The law enforcement edition of the Intelligence Report also includes the SPLC’s latest training DVD, “Understanding the Threat: Hate Crimes.” The 15-minute video, which is designed to be shown at roll call, shows officers how to recognize, respond and report hate crimes properly and promptly. A 2013 Department of Justice study found that more than 250,000 Americans over the age of 12 are victimized every year by hate crimes. But only about one in three are ever reported to law enforcement.
“Hate crimes are unlike any other crime a law enforcement officer will encounter,” Beirich said. “They don’t just affect the victim – they affect an entire community. An officer’s response can let a community know that authorities take these crimes seriously and will not tolerate their message of fear and intimidation.”

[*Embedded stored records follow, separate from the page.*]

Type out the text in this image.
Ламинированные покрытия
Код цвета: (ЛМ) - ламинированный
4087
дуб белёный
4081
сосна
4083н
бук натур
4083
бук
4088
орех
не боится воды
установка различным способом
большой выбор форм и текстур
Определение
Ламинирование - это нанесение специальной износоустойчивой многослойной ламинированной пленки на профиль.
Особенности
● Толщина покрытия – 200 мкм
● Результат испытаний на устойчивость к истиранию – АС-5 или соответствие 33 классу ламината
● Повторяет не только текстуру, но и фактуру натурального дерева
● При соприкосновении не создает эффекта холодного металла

Also in this issue of the Intelligence Report:
- “Paper Terrorism” examines how sovereign citizens attack public servants through a convoluted system of liens, lawsuits and false reports. It also describes how some states are fighting back.
- “Blood Cult” offers a look inside Utah’s polygamous Kingston clan, a secretive cult that commands an estimated 6,000 adherents and mixes incest, white supremacy and old-fashioned capitalism. The group, also known as The Order, has been designated as a hate group by the SPLC after an examination of available evidence, including accounts by numerous former members.
- “Trump Election Energizes Anti-LGBT Right” looks at how Donald Trump’s presidency has led to troubling rollbacks of LGBT rights, a development welcomed by anti-LGBT extremists who see an opportunity for a reinvigorated and sustained assault on the gay and lesbian community.